"[W]e're spending money ... efficiently and we're not artificially limiting our progress. And then, despite all that, we are still generating positive cash," CEO Elon Musk said in Tesla's (NASDAQ:TSLA) fourth-quarter earnings call on Jan. 29 when asked whether the company was considering raising capital following the stock's big run-up in the months leading up to the quarterly update. "So in light of that, it doesn't make sense to raise money because we expect to generate cash despite this growth level."
But the plan has apparently changed. In a filing with the Securities and Exchange Commission (SEC) on Thursday, Tesla said it plans to generate more than $2 billion through an equity raise.
Specifically, Tesla said it will raise capital through equity by issuing 2.65 million shares, or up to about 3.05 million if underwriters exercise options to purchase additional shares. Based on the stock's $767.29 price at the time of the filing, the equity raise would yield Tesla between $2.01 billion and $2.31 billion.
"We intend to use the net proceeds from this offering to further strengthen our balance sheet, as well as for general corporate purposes," the company said in the filing.
Notably, Musk said he is participating in the equity raise by purchasing as much as $10 million worth of stock. Billionaire and Tesla board member Larry Ellison, who bought 3 million shares of the automaker in 2018 for about $1 billion (a stake that's now worth more than $2 billion), has indicated preliminary interest in purchasing up to $1 million worth of Tesla stock.
Why raise cash now?
Tesla's boilerplate explanation for raising more cash (to strengthen its balance sheet and fortify spending for general corporate purposes) likely doesn't tell the whole story regarding the automaker's move to raise capital just a few weeks after insisting its business had become self-funding.
Wrapping up 2019 with free cash flow of more than $1 billion and cash of $6.3 billion, there wasn't an immediate need for Tesla to raise capital. But here's the kicker: Shares are up 30% since it reported earnings in late January. Such a steep rise in the company's stock price may have ultimately persuaded management to reconsider its stance on capital raises. Tesla can now raise more capital with less dilution than it could just a few weeks ago.
Furthermore, the electric car maker has some capital-intensive product plans in its pipeline. More cash helps mitigate the risk of a cash crunch as Tesla gets these initiatives off the ground. In China, it is ramping up production of Model 3 vehicles, made specifically for the China market, at its new factory.

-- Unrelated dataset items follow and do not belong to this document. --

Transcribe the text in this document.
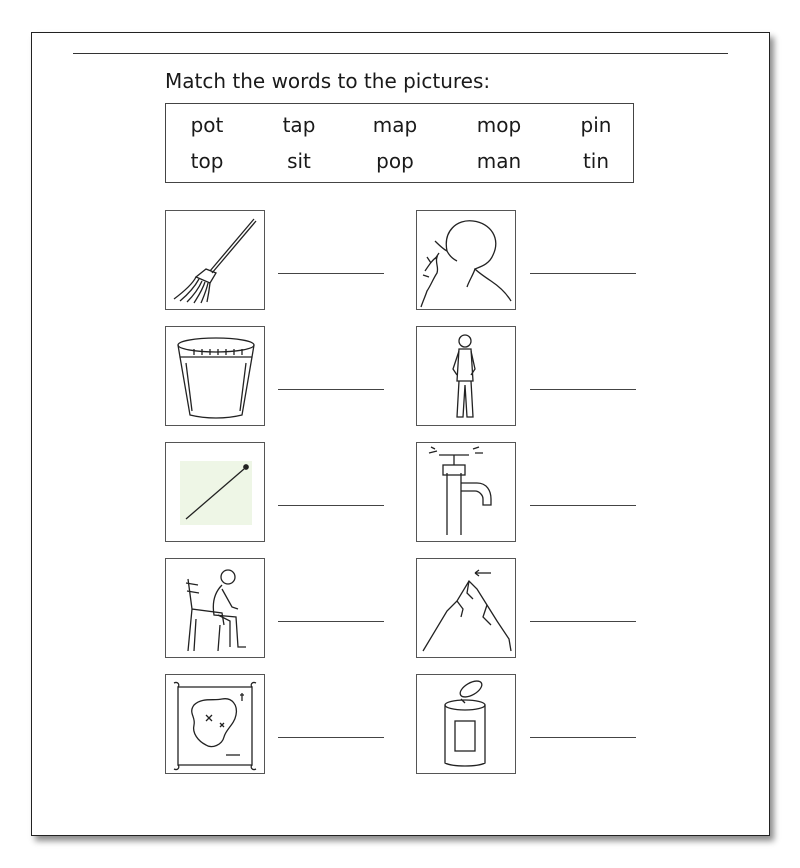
Match the words to the pictures:
pot	tap	map	mop	pin
top	sit	pop	man	tin
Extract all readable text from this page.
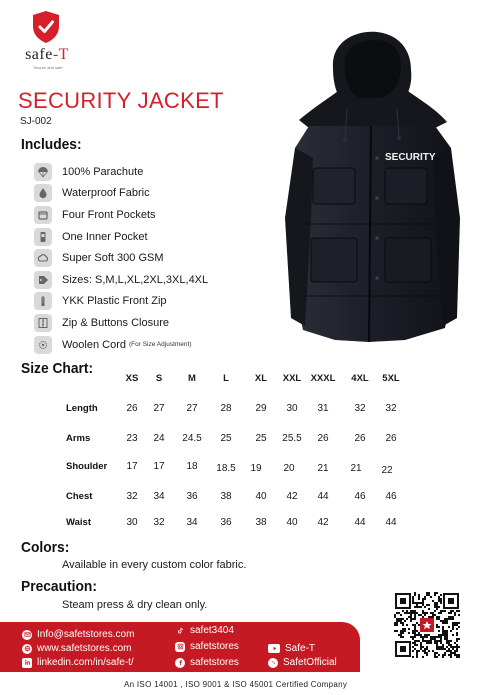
safe-T
Secure and safe
SECURITY JACKET
SJ-002
Includes:
100% Parachute
Waterproof Fabric
Four Front Pockets
One Inner Pocket
Super Soft 300 GSM
Sizes: S,M,L,XL,2XL,3XL,4XL
YKK Plastic Front Zip
Zip & Buttons Closure
Woolen Cord (For Size Adjustment)
SECURITY
Size Chart:
XS	S	M	L	XL	XXL XXXL	4XL	5XL
Length	26	27	27	28	29	30	31	32	32
Arms	23	24	24.5	25	25	25.5	26	26	26
Shoulder	17	17	18	18.5	19	20	21	21	22
Chest	32	34	36	38	40	42	44	46	46
Waist	30	32	34	36	38	40	42	44	44
Colors:
Available in every custom color fabric.
Precaution:
Steam press & dry clean only.
Info@safetstores.com
www.safetstores.com
linkedin.com/in/safe-t/
safet3404
safetstores
safetstores
Safe-T
SafetOfficial
An ISO 14001 , ISO 9001 & ISO 45001 Certified Company
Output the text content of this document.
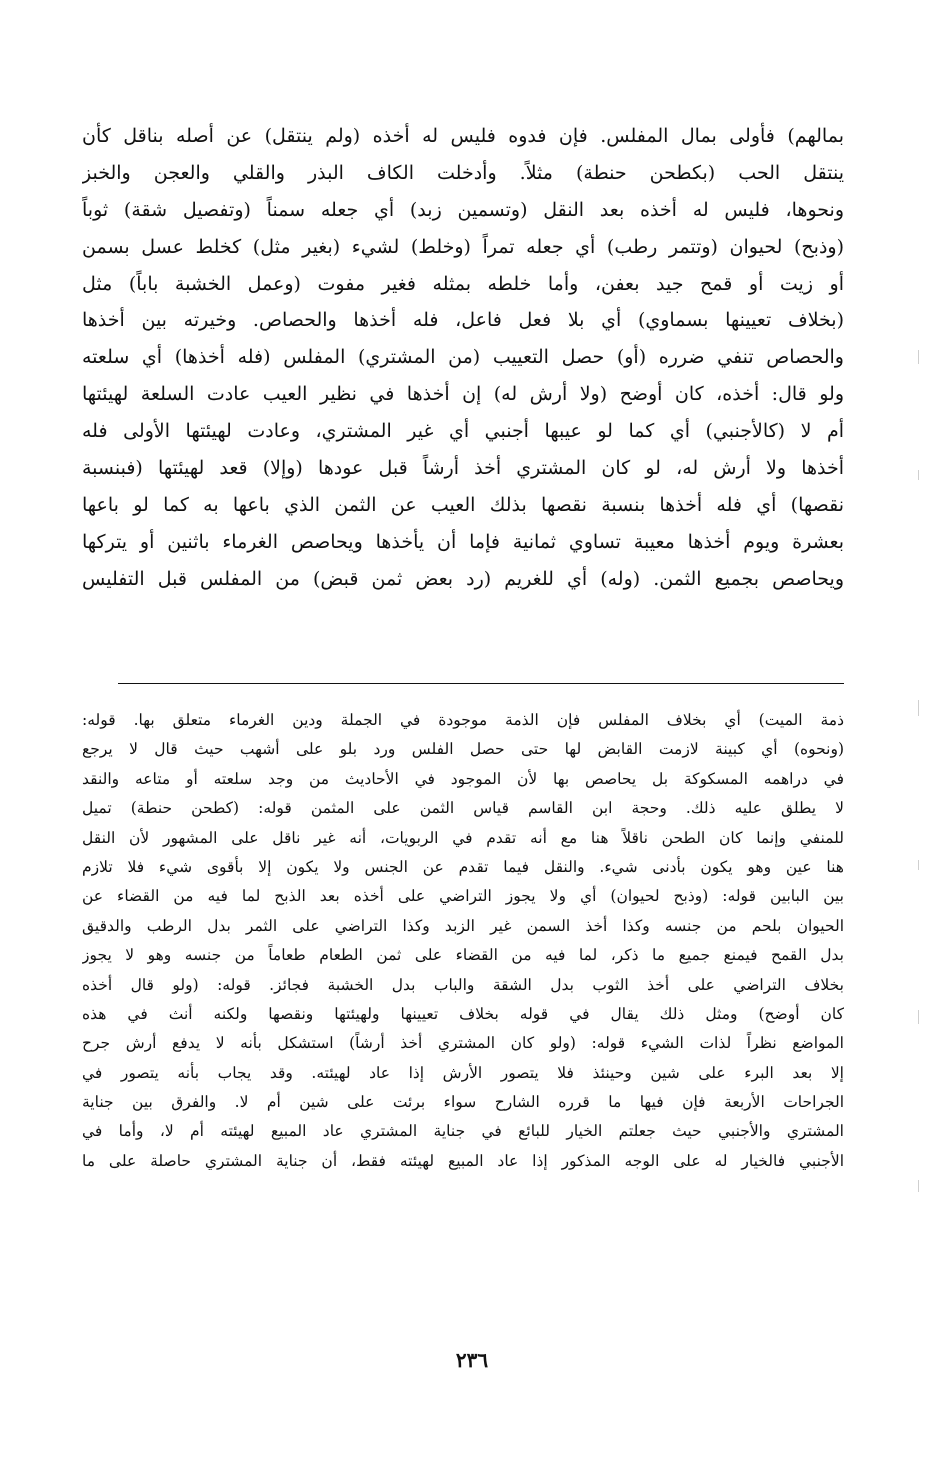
بمالهم) فأولى بمال المفلس. فإن فدوه فليس له أخذه (ولم ينتقل) عن أصله بناقل كأن
ينتقل الحب (بكطحن حنطة) مثلاً. وأدخلت الكاف البذر والقلي والعجن والخبز
ونحوها، فليس له أخذه بعد النقل (وتسمين زبد) أي جعله سمناً (وتفصيل شقة) ثوباً
(وذبح) لحيوان (وتتمر رطب) أي جعله تمراً (وخلط) لشيء (بغير مثل) كخلط عسل بسمن
أو زيت أو قمح جيد بعفن، وأما خلطه بمثله فغير مفوت (وعمل الخشبة باباً) مثل
(بخلاف تعيينها بسماوي) أي بلا فعل فاعل، فله أخذها والحصاص. وخيرته بين أخذها
والحصاص تنفي ضرره (أو) حصل التعييب (من المشتري) المفلس (فله أخذها) أي سلعته
ولو قال: أخذه، كان أوضح (ولا أرش له) إن أخذها في نظير العيب عادت السلعة لهيئتها
أم لا (كالأجنبي) أي كما لو عيبها أجنبي أي غير المشتري، وعادت لهيئتها الأولى فله
أخذها ولا أرش له، لو كان المشتري أخذ أرشاً قبل عودها (وإلا) قعد لهيئتها (فبنسبة
نقصها) أي فله أخذها بنسبة نقصها بذلك العيب عن الثمن الذي باعها به كما لو باعها
بعشرة ويوم أخذها معيبة تساوي ثمانية فإما أن يأخذها ويحاصص الغرماء باثنين أو يتركها
ويحاصص بجميع الثمن. (وله) أي للغريم (رد بعض ثمن قبض) من المفلس قبل التفليس
ذمة الميت) أي بخلاف المفلس فإن الذمة موجودة في الجملة ودين الغرماء متعلق بها. قوله:
(ونحوه) أي كبينة لازمت القابض لها حتى حصل الفلس ورد بلو على أشهب حيث قال لا يرجع
في دراهمه المسكوكة بل يحاصص بها لأن الموجود في الأحاديث من وجد سلعته أو متاعه والنقد
لا يطلق عليه ذلك. وحجة ابن القاسم قياس الثمن على المثمن قوله: (كطحن حنطة) تميل
للمنفي وإنما كان الطحن ناقلاً هنا مع أنه تقدم في الربويات، أنه غير ناقل على المشهور لأن النقل
هنا عين وهو يكون بأدنى شيء. والنقل فيما تقدم عن الجنس ولا يكون إلا بأقوى شيء فلا تلازم
بين البابين قوله: (وذبح لحيوان) أي ولا يجوز التراضي على أخذه بعد الذبح لما فيه من القضاء عن
الحيوان بلحم من جنسه وكذا أخذ السمن غير الزبد وكذا التراضي على الثمر بدل الرطب والدقيق
بدل القمح فيمنع جميع ما ذكر، لما فيه من القضاء على ثمن الطعام طعاماً من جنسه وهو لا يجوز
بخلاف التراضي على أخذ الثوب بدل الشقة والباب بدل الخشبة فجائز. قوله: (ولو قال أخذه
كان أوضح) ومثل ذلك يقال في قوله بخلاف تعيينها ولهيئتها ونقصها ولكنه أنث في هذه
المواضع نظراً لذات الشيء قوله: (ولو كان المشتري أخذ أرشاً) استشكل بأنه لا يدفع أرش جرح
إلا بعد البرء على شين وحينئذ فلا يتصور الأرش إذا عاد لهيئته. وقد يجاب بأنه يتصور في
الجراحات الأربعة فإن فيها ما قرره الشارح سواء برئت على شين أم لا. والفرق بين جناية
المشتري والأجنبي حيث جعلتم الخيار للبائع في جناية المشتري عاد المبيع لهيئته أم لا، وأما في
الأجنبي فالخيار له على الوجه المذكور إذا عاد المبيع لهيئته فقط، أن جناية المشتري حاصلة على ما
٢٣٦
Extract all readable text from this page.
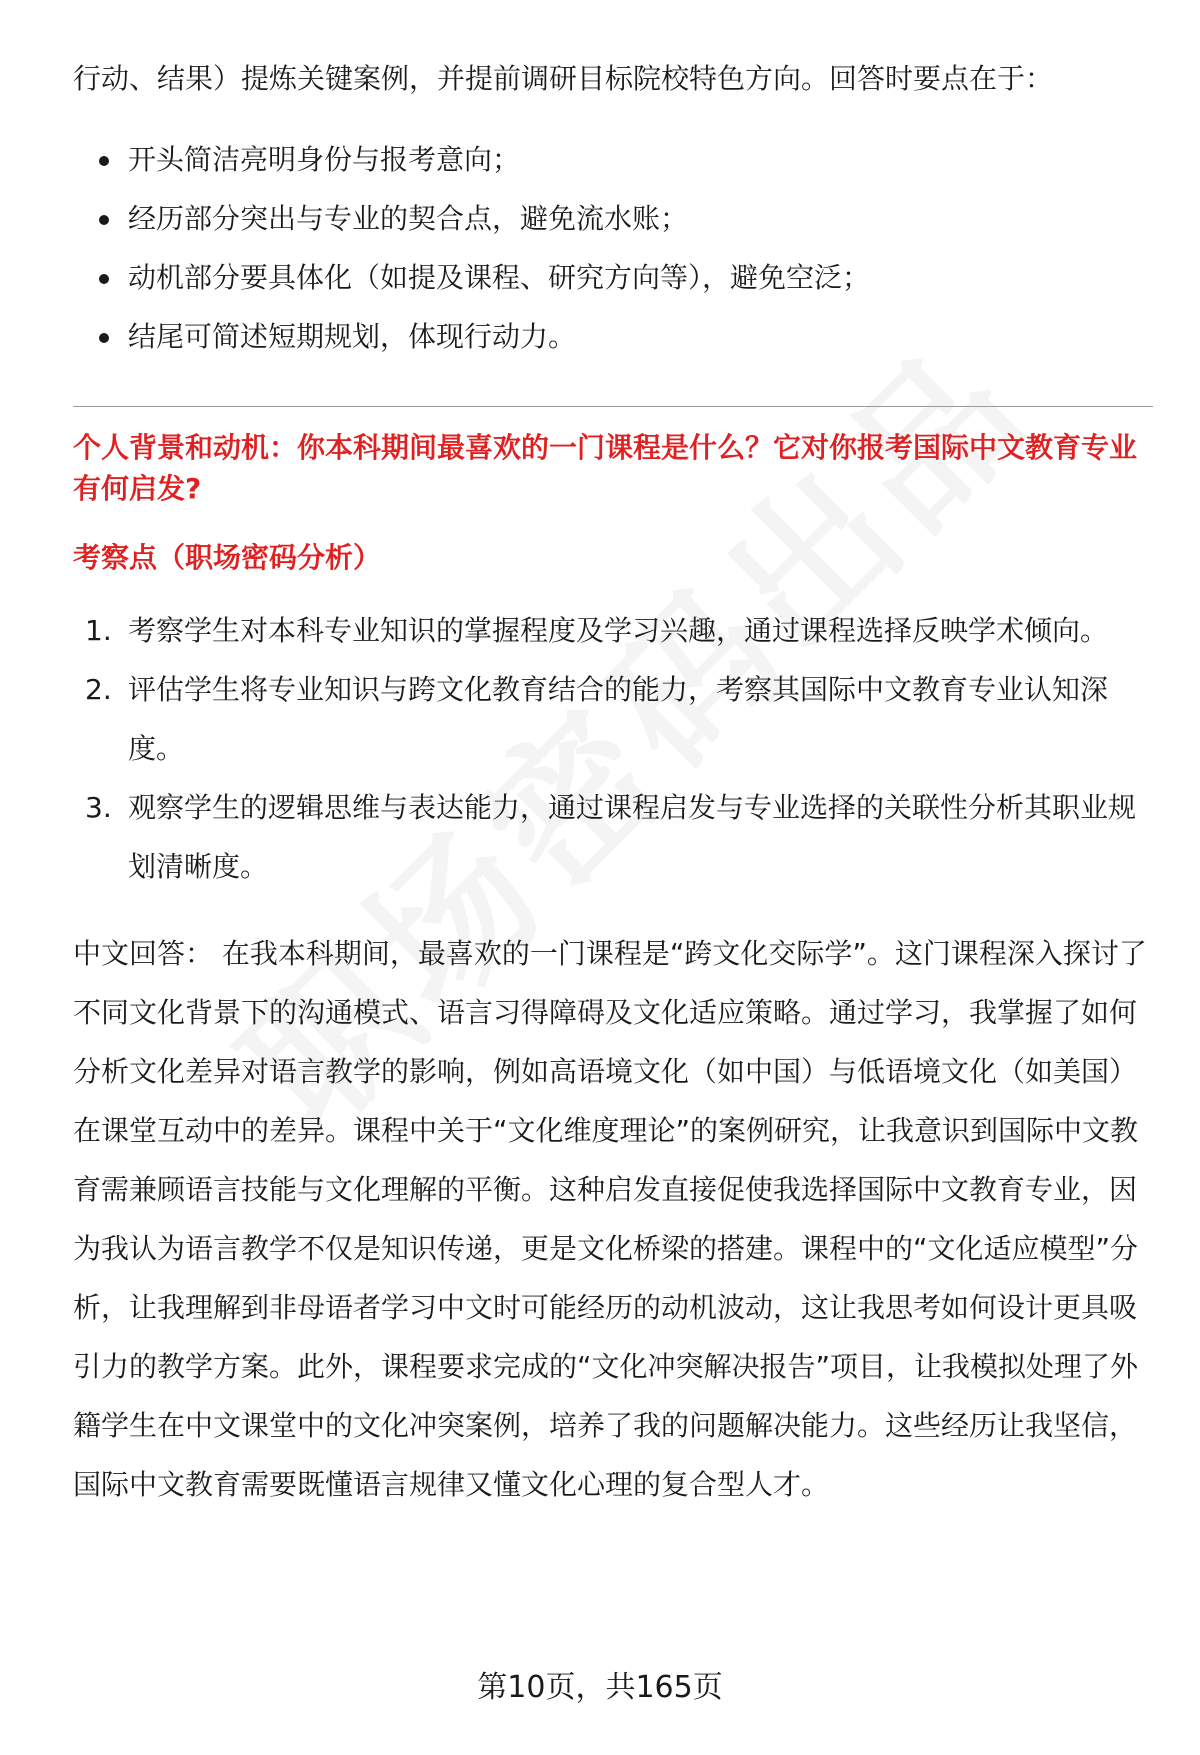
行动、结果）提炼关键案例，并提前调研目标院校特色方向。回答时要点在于：

开头简洁亮明身份与报考意向；
经历部分突出与专业的契合点，避免流水账；
动机部分要具体化（如提及课程、研究方向等），避免空泛；
结尾可简述短期规划，体现行动力。

个人背景和动机：你本科期间最喜欢的一门课程是什么？它对你报考国际中文教育专业有何启发?

考察点（职场密码分析）

1. 考察学生对本科专业知识的掌握程度及学习兴趣，通过课程选择反映学术倾向。
2. 评估学生将专业知识与跨文化教育结合的能力，考察其国际中文教育专业认知深度。
3. 观察学生的逻辑思维与表达能力，通过课程启发与专业选择的关联性分析其职业规划清晰度。

中文回答： 在我本科期间，最喜欢的一门课程是“跨文化交际学”。这门课程深入探讨了不同文化背景下的沟通模式、语言习得障碍及文化适应策略。通过学习，我掌握了如何分析文化差异对语言教学的影响，例如高语境文化（如中国）与低语境文化（如美国）在课堂互动中的差异。课程中关于“文化维度理论”的案例研究，让我意识到国际中文教育需兼顾语言技能与文化理解的平衡。这种启发直接促使我选择国际中文教育专业，因为我认为语言教学不仅是知识传递，更是文化桥梁的搭建。课程中的“文化适应模型”分析，让我理解到非母语者学习中文时可能经历的动机波动，这让我思考如何设计更具吸引力的教学方案。此外，课程要求完成的“文化冲突解决报告”项目，让我模拟处理了外籍学生在中文课堂中的文化冲突案例，培养了我的问题解决能力。这些经历让我坚信，国际中文教育需要既懂语言规律又懂文化心理的复合型人才。

第10页，共165页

The company plans to start delivering its new crossover SUV next month. And later this year, Tesla aims to start limited production of its Tesla Semi. Finally, the company's Roadster and Cybertruck are currently in development.
Investors should look for Tesla to truly become self-funding -- to the point that the automaker can fully fund its growth plans with cash generated from regular operations. If Tesla needs to continually raise capital through debt or equity raises, this could make it difficult for the company to grow per-share intrinsic value rapidly enough in the coming years to live up to the stock's current valuation.